I consorzi sono stati creati perché per stare dietro a un modello servono soldi e competenze che un solo paese fa fatica a mettere a disposizione. «Stiamo cercando di far capire che è più utile avere un sistema unico nazionale piuttosto che disperdere competenze», continua Cacciamani. «Non vuol dire che i modelli utilizzati in Italia siano sbagliati: i sistemi regionali hanno lavorato e lavorano bene. Ma le persone che in Italia lavorano su sei o sette modelli meteorologici sono un quarto di quelle che lavorano su un solo modello in Germania al Deutscher Wetterdienst, il meteo nazionale tedesco».
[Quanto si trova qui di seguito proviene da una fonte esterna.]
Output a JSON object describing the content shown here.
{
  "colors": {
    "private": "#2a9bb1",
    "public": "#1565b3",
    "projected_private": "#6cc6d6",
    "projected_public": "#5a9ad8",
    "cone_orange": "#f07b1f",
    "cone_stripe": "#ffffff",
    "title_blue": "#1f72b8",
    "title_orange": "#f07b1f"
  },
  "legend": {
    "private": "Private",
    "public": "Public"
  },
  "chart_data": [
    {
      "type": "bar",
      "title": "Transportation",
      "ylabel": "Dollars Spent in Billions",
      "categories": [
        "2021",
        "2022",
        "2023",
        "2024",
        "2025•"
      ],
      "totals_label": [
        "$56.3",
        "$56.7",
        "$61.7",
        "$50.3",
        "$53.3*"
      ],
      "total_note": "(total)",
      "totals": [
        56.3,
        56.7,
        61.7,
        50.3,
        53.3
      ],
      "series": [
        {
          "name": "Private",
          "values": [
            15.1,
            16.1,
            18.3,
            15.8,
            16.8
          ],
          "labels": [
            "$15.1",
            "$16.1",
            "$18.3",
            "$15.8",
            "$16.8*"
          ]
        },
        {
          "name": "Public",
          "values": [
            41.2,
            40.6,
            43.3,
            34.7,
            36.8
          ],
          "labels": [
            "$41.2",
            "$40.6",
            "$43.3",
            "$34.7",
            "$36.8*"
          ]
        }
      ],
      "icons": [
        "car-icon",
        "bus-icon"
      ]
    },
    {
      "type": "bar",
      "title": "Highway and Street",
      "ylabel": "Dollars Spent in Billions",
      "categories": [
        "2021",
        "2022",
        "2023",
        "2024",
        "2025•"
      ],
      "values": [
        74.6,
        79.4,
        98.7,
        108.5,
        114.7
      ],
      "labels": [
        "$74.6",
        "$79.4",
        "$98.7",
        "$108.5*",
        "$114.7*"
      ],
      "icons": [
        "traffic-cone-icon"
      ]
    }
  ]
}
Alcuni tecnici di ItaliaMeteo hanno già partecipato alle riunioni del consorzio Cosmo e se tutto andrà come previsto nei prossimi due anni il ruolo dell’agenzia sarà sempre più rilevante. ItaliaMeteo sta via via firmando convenzioni con gli enti meteo regionali per utilizzare i loro dati e fare previsioni migliori. Il ritardo rispetto agli obiettivi iniziali si spiega con un blocco delle assunzioni rimasto in vigore fino allo scorso giugno e superato solo con un decreto-legge ad hoc.
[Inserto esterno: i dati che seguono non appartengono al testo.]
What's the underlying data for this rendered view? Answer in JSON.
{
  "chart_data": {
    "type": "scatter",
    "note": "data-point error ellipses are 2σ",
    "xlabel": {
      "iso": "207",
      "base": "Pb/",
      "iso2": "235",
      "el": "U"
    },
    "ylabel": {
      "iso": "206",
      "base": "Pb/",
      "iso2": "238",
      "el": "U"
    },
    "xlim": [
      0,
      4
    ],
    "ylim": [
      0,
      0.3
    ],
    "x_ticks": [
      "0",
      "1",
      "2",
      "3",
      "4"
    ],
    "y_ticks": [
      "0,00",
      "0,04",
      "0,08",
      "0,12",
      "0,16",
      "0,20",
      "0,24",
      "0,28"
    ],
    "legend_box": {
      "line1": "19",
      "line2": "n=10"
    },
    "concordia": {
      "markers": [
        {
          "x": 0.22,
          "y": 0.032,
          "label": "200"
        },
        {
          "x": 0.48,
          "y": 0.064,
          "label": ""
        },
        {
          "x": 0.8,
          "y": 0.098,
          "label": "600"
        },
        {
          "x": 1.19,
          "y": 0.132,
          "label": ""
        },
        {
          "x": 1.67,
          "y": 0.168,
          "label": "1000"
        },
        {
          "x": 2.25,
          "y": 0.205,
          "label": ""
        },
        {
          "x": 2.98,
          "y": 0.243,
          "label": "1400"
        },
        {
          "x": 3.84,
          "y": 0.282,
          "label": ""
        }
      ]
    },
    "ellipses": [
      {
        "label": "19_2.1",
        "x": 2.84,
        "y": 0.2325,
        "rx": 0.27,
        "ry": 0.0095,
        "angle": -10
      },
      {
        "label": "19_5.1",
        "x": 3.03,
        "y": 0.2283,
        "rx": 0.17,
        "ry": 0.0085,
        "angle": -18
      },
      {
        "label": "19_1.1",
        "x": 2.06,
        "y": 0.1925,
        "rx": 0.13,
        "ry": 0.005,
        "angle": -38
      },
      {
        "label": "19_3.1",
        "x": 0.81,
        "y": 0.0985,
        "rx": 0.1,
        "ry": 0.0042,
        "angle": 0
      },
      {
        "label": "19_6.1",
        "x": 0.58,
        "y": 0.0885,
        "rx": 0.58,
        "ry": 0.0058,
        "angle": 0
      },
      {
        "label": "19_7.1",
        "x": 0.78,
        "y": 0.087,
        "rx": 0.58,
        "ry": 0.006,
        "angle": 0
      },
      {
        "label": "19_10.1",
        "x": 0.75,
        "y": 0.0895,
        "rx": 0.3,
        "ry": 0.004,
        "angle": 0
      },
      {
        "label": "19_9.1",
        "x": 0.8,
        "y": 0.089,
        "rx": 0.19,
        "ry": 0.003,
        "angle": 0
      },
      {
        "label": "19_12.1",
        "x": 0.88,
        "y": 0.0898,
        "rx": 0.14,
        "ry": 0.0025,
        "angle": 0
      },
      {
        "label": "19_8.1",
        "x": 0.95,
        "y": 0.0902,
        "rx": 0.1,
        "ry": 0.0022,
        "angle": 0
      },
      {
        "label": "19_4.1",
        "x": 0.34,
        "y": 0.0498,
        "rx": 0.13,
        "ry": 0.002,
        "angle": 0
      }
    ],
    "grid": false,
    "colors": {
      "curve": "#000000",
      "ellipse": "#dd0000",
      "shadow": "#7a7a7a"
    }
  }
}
Gli strumenti sviluppati dall’agenzia, compresi quelli per la previsione degli eventi estremi, saranno messi a disposizione di enti e aziende, a partire dalla Protezione civile. Cacciamani confida in un miglioramento generale della gestione e della comunicazione delle previsioni meteorologiche in Italia, o almeno quello è l’obiettivo: «Oggi i modelli consentono di fare previsioni con una risoluzione di un paio di chilometri e di ora in ora, il problema è che nonostante siano sempre più precisi possono sbagliare. Gli errori possono essere minimi, di qualche chilometro e di qualche ora, però decisivi. È complicato limitare l’incertezza».
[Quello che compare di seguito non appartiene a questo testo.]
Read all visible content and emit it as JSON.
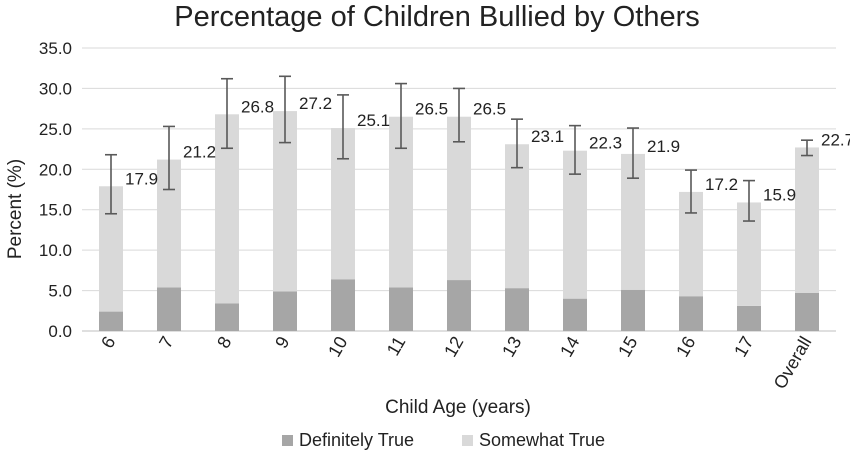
{
  "chart_data": {
    "type": "bar",
    "stacked": true,
    "title": "Percentage of Children Bullied by Others",
    "xlabel": "Child Age (years)",
    "ylabel": "Percent (%)",
    "ylim": [
      0,
      35
    ],
    "yticks": [
      "0.0",
      "5.0",
      "10.0",
      "15.0",
      "20.0",
      "25.0",
      "30.0",
      "35.0"
    ],
    "grid": true,
    "legend_position": "bottom",
    "categories": [
      "6",
      "7",
      "8",
      "9",
      "10",
      "11",
      "12",
      "13",
      "14",
      "15",
      "16",
      "17",
      "Overall"
    ],
    "series": [
      {
        "name": "Definitely True",
        "color": "#a6a6a6",
        "values": [
          2.4,
          5.4,
          3.4,
          4.9,
          6.4,
          5.4,
          6.3,
          5.3,
          4.0,
          5.1,
          4.3,
          3.1,
          4.7
        ]
      },
      {
        "name": "Somewhat True",
        "color": "#d9d9d9",
        "values": [
          15.5,
          15.8,
          23.4,
          22.3,
          18.7,
          21.1,
          20.2,
          17.8,
          18.3,
          16.8,
          12.9,
          12.8,
          18.0
        ]
      }
    ],
    "totals": [
      "17.9",
      "21.2",
      "26.8",
      "27.2",
      "25.1",
      "26.5",
      "26.5",
      "23.1",
      "22.3",
      "21.9",
      "17.2",
      "15.9",
      "22.7"
    ],
    "error_bars": [
      [
        14.5,
        21.8
      ],
      [
        17.5,
        25.3
      ],
      [
        22.6,
        31.2
      ],
      [
        23.3,
        31.5
      ],
      [
        21.3,
        29.2
      ],
      [
        22.6,
        30.6
      ],
      [
        23.4,
        30.0
      ],
      [
        20.2,
        26.2
      ],
      [
        19.4,
        25.4
      ],
      [
        18.9,
        25.1
      ],
      [
        14.6,
        19.9
      ],
      [
        13.6,
        18.6
      ],
      [
        21.7,
        23.6
      ]
    ]
  },
  "colors": {
    "gridline": "#d9d9d9",
    "axis": "#bfbfbf",
    "error_bar": "#595959"
  }
}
L’agenzia lavorerà anche sulla comunicazione, che insieme alle previsioni è una parte essenziale del sistema di allerta. Ai sindaci e in generale agli amministratori vanno date informazioni puntuali per decidere cosa fare – chiudere le scuole, evacuare parti di territorio – e la popolazione deve avere strumenti per capire le ragioni di quelle scelte. Secondo Cacciamani il rischio legato ai cambiamenti climatici è percepito ancora come troppo lontano dalla maggior parte delle persone: dipende dal modo in cui viene spiegato, dal linguaggio tecnico e scientifico talvolta poco accessibile. «In Italia c’è bisogno di fare crescere la cultura del meteo, per esempio facendo passare di più concetti come l’incertezza. Ci devono aiutare anche i giornali e le trasmissioni televisive che dovrebbero spiegare il meteo con più impegno e costanza, non solo dopo un evento meteorologico estremo e per pochi secondi, come accade ora».